But what is the presumption where the judgment recites and determines, as this one does, that complaint was presented 'charging in substance that on or about the 11th day of August, 1903, at Burke, N.Y., in said district, one Loung June, in violation of the Chinese exclusion acts, statutes of the United States, did unlawfully come into and was found to be not lawfully in the United States, he being a Chinese person and laborer and not,' etc., 'and on the 4th day of December, 1903, said defendant was brought before me, the said commissioner, and the proceedings adjourned from time to time, and upon a full hearing upon said charge, Hon. H. E. Owen, the assistant district attorney of the United States of America being present, Hon.

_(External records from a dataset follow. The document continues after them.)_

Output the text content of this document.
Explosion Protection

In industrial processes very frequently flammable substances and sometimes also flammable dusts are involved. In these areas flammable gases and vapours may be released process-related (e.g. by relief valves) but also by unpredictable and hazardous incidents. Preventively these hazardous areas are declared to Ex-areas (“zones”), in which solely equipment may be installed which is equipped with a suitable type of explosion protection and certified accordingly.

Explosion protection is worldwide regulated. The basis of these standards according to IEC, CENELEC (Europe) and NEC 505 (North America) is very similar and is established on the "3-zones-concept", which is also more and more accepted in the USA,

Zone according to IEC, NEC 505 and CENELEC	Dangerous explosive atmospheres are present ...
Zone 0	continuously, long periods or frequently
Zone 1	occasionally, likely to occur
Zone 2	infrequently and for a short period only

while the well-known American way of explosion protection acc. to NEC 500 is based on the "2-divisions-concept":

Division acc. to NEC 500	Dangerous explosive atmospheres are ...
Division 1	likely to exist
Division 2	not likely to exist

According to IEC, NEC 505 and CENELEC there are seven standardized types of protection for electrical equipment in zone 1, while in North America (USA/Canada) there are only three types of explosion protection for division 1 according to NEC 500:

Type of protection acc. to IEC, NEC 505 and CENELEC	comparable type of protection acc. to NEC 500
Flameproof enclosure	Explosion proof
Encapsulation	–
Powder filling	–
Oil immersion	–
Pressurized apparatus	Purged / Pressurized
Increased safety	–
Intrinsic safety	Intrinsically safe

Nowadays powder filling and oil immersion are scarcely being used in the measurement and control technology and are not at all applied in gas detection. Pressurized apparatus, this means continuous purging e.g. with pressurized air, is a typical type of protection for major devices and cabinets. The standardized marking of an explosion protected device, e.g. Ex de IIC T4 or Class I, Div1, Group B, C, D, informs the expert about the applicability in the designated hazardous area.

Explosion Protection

R. M. Moore appearing for defendant, and I hereby order and direct that said defendant be and he is hereby discharged, on consent of Assistant U.S. Attorney H. E. Owen'? In short he was discharged on consent after a full hearing on the charge made against him. On the face of the judgment it does not necessarily purport to be made on the merits; but it does purport to be made after a full hearing and on the consent of the one making and prosecuting the charge. The judgment contains no provision that defendant is discharged without prejudice. Does it show on its face that the merits were not passed upon? It would have been easy for the government to show, if such was the fact, that the judgment was not pronounced on the merits.

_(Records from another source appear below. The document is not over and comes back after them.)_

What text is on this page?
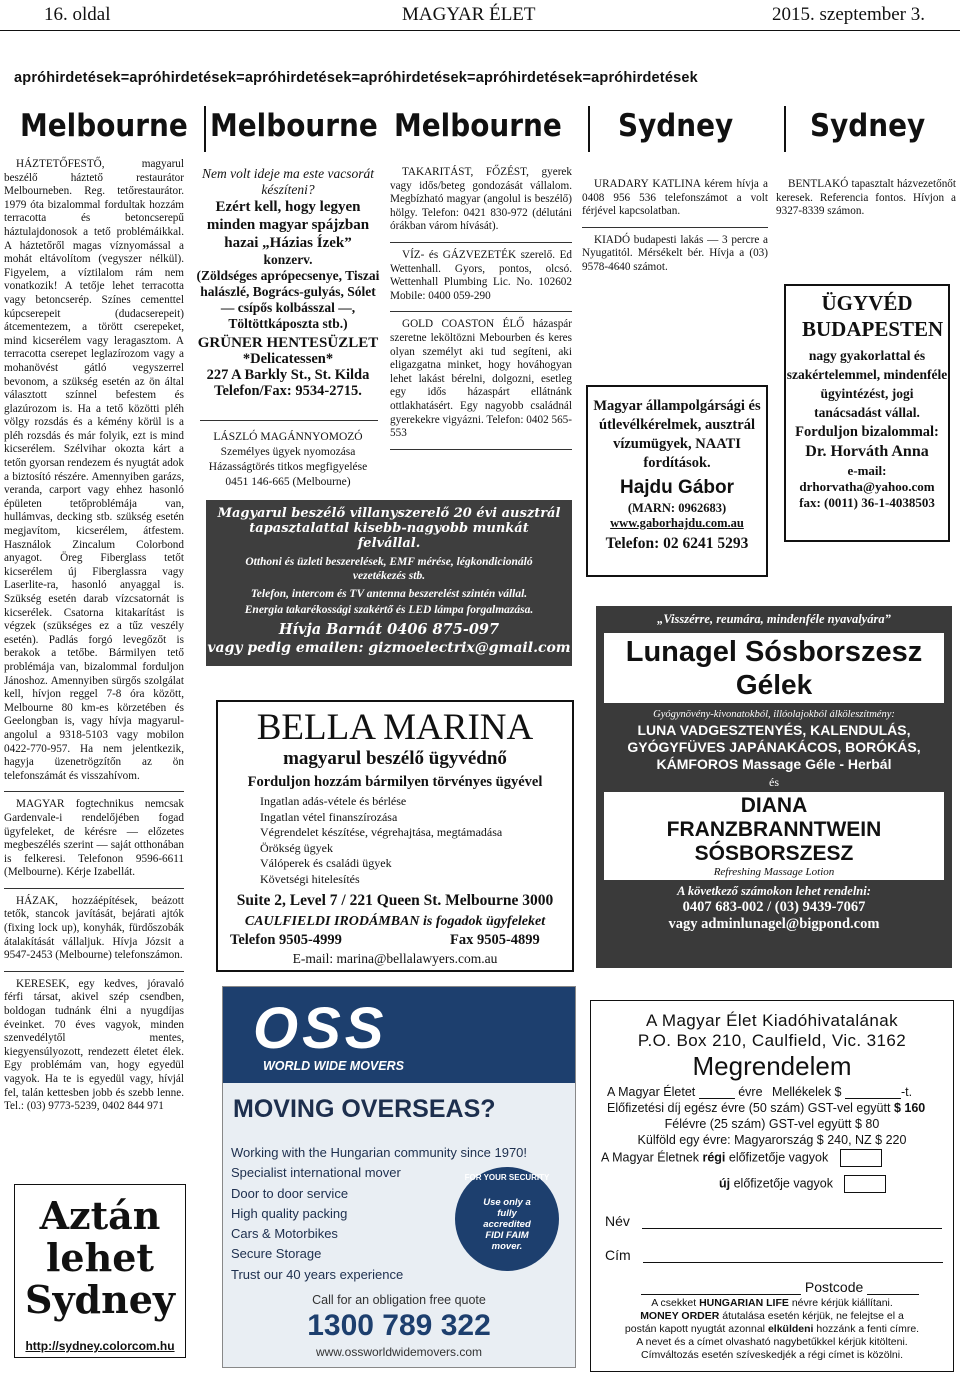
16. oldal	MAGYAR ÉLET	2015. szeptember 3.
apróhirdetések=apróhirdetések=apróhirdetések=apróhirdetések=apróhirdetések=apróhirdetések
Melbourne Melbourne Melbourne Sydney Sydney

HÁZTETŐFESTŐ, magyarul beszélő háztető restaurátor Melbourneben. Reg. tetőrestaurátor. 1979 óta bizalommal fordultak hozzám terracotta és betoncserepű háztulajdonosok a tető problémáikkal. A háztetőről magas víznyomással a mohát eltávolítom (vegyszer nélkül). Figyelem, a víztilalom rám nem vonatkozik! A tetője lehet terracotta vagy betoncserép. Színes cementtel kúpcserepeit (dudacserepeit) átcementezem, a törött cserepeket, mind kicserélem vagy leragasztom. A terracotta cserepet leglazírozom vagy a mohanövést gátló vegyszerrel bevonom, a szükség esetén az ön által választott színnel befestem és glazúrozom is. Ha a tető közötti pléh völgy rozsdás és a kémény körül is a pléh rozsdás és már folyik, ezt is mind kicserélem. Szélvihar okozta kárt a tetőn gyorsan rendezem és nyugtát adok a biztosító részére. Amennyiben garázs, veranda, carport vagy ehhez hasonló épületen tetőproblémája van, hullámvas, decking stb. szükség esetén megjavítom, kicserélem, átfestem. Használok Zincalum Colorbond anyagot. Öreg Fiberglass tetőt kicserélem új Fiberglassra vagy Laserlite-ra, hasonló anyaggal is. Szükség esetén darab vízcsatornát is kicserélek. Csatorna kitakarítást is végzek (szükséges ez a tűz veszély esetén). Padlás forgó levegőzőt is berakok a tetőbe. Bármilyen tető problémája van, bizalommal forduljon Jánoshoz. Amennyiben sürgős szolgálat kell, hívjon reggel 7-8 óra között, Melbourne 80 km-es körzetében és Geelongban is, vagy hívja magyarul-angolul a 9318-5103 vagy mobilon 0422-770-957. Ha nem jelentkezik, hagyja üzenetrögzítőn az ön telefonszámát és visszahívom.

MAGYAR fogtechnikus nemcsak Gardenvale-i rendelőjében fogad ügyfeleket, de kérésre — előzetes megbeszélés szerint — saját otthonában is felkeresi. Telefonon 9596-6611 (Melbourne). Kérje Izabellát.

HÁZAK, hozzáépítések, beázott tetők, stancok javítását, bejárati ajtók (fixing lock up), konyhák, fürdőszobák átalakítását vállaljuk. Hívja Józsit a 9547-2453 (Melbourne) telefonszámon.

KERESEK, egy kedves, jóravaló férfi társat, akivel szép csendben, boldogan tudnánk élni a nyugdíjas éveinket. 70 éves vagyok, minden szenvedélytől mentes, kiegyensúlyozott, rendezett életet élek. Egy problémám van, hogy egyedül vagyok. Ha te is egyedül vagy, hívjál fel, talán kettesben jobb és szebb lenne. Tel.: (03) 9773-5239, 0402 844 971

Aztán lehet Sydney
http://sydney.colorcom.hu
Nem volt ideje ma este vacsorát készíteni?
Ezért kell, hogy legyen minden magyar spájzban hazai „Házias Ízek”
konzerv.
(Zöldséges aprópecsenye, Tiszai halászlé, Bogrács-gulyás, Sólet — csípős kolbásszal —, Töltöttkáposzta stb.)
GRÜNER HENTESÜZLET
*Delicatessen*
227 A Barkly St., St. Kilda
Telefon/Fax: 9534-2715.
LÁSZLÓ MAGÁNNYOMOZÓ
Személyes ügyek nyomozása
Házasságtörés titkos megfigyelése
0451 146-665 (Melbourne)

TAKARITÁST, FŐZÉST, gyerek vagy idős/beteg gondozását vállalom. Megbízható magyar (angolul is beszélő) hölgy. Telefon: 0421 830-972 (délutáni órákban várom hívását).

VÍZ- és GÁZVEZETÉK szerelő. Ed Wettenhall. Gyors, pontos, olcsó. Wettenhall Plumbing Lic. No. 102602 Mobile: 0400 059-290

GOLD COASTON ÉLŐ házaspár szeretne leköltözni Mebourben és keres olyan személyt aki tud segíteni, aki eligazgatna minket, hogy hováhogyan lehet lakást bérelni, dolgozni, esetleg egy idős házaspárt ellátnánk ottlakhatásért. Egy nagyobb családnál gyerekekre vigyázni. Telefon: 0402 565-553

URADARY KATLINA kérem hívja a 0408 956 536 telefonszámot a volt férjével kapcsolatban.

KIADÓ budapesti lakás — 3 percre a Nyugatitól. Mérsékelt bér. Hívja a (03) 9578-4640 számot.

Magyar állampolgársági és útlevélkérelmek, ausztrál vízumügyek, NAATI fordítások.
Hajdu Gábor
(MARN: 0962683)
www.gaborhajdu.com.au
Telefon: 02 6241 5293

BENTLAKÓ tapasztalt házvezetőnőt keresek. Referencia fontos. Hívjon a 9327-8339 számon.

ÜGYVÉD BUDAPESTEN
nagy gyakorlattal és szakértelemmel, mindenféle ügyintézést, jogi tanácsadást vállal.
Forduljon bizalommal:
Dr. Horváth Anna
e-mail:
drhorvatha@yahoo.com
fax: (0011) 36-1-4038503
Magyarul beszélő villanyszerelő 20 évi ausztrál tapasztalattal kisebb-nagyobb munkát felvállal.
Otthoni és üzleti beszerelések, EMF mérése, légkondicionáló vezetékezés stb.
Telefon, intercom és TV antenna beszerelést szintén vállal.
Energia takarékossági szakértő és LED lámpa forgalmazása.
Hívja Barnát 0406 875-097
vagy pedig emailen: gizmoelectrix@gmail.com
BELLA MARINA
magyarul beszélő ügyvédnő
Forduljon hozzám bármilyen törvényes ügyével
Ingatlan adás-vétele és bérlése
Ingatlan vétel finanszírozása
Végrendelet készítése, végrehajtása, megtámadása
Örökség ügyek
Válóperek és családi ügyek
Követségi hitelesítés
Suite 2, Level 7 / 221 Queen St. Melbourne 3000
CAULFIELDI IRODÁMBAN is fogadok ügyfeleket
Telefon 9505-4999	Fax 9505-4899
E-mail: marina@bellalawyers.com.au
„Visszérre, reumára, mindenféle nyavalyára”
Lunagel Sósborszesz
Gélek
Gyógynövény-kivonatokból, illóolajokból álköleszítmény:
LUNA VADGESZTENYÉS, KALENDULÁS, GYÓGYFÜVES JAPÁNAKÁCOS, BORÓKÁS, KÁMFOROS Massage Géle - Herbál
és
DIANA
FRANZBRANNTWEIN
SÓSBORSZESZ
Refreshing Massage Lotion
A következő számokon lehet rendelni:
0407 683-002 / (03) 9439-7067
vagy adminlunagel@bigpond.com
OSS
WORLD WIDE MOVERS
MOVING OVERSEAS?
Working with the Hungarian community since 1970!
Specialist international mover
Door to door service
High quality packing
Cars & Motorbikes
Secure Storage
Trust our 40 years experience
FOR YOUR SECURITY
Use only a fully accredited FIDI FAIM mover.
Call for an obligation free quote
1300 789 322
www.ossworldwidemovers.com
A Magyar Élet Kiadóhivatalának
P.O. Box 210, Caulfield, Vic. 3162
Megrendelem
A Magyar Életet	évre Mellékelek $	-t.
Előfizetési díj egész évre (50 szám) GST-vel együtt $ 160
Félévre (25 szám) GST-vel együtt $ 80
Külföld egy évre: Magyarország $ 240, NZ $ 220
A Magyar Életnek régi előfizetője vagyok
új előfizetője vagyok
Név
Cím
Postcode
A csekket HUNGARIAN LIFE névre kérjük kiállítani.
MONEY ORDER átutalása esetén kérjük, ne felejtse el a
postán kapott nyugtát azonnal elküldeni hozzánk a fenti címre.
A nevet és a címet olvasható nagybetűkkel kérjük kitölteni.
Címváltozás esetén szíveskedjék a régi címet is közölni.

Stress is laid on the fact that this judgment does not contain an affirmative finding or adjudication that the defendant was not guilty of the charge laid and that he had a lawful right to be and remain in the United States. In these proceedings under the provisions of the act, mere accusation is sufficient to warrant deportation when it appears that the defendant is a Chinese person and that he does not belong to the exempt class. When these facts appear the burden is thrown on the defendant to show his right to enter, or to remain if already here. Hence, it is claimed, the necessity for an affirmative finding that he is not guilty and is entitled to enter, or remain, as the case may be. But if evidence of a right to enter is given, and he is already in...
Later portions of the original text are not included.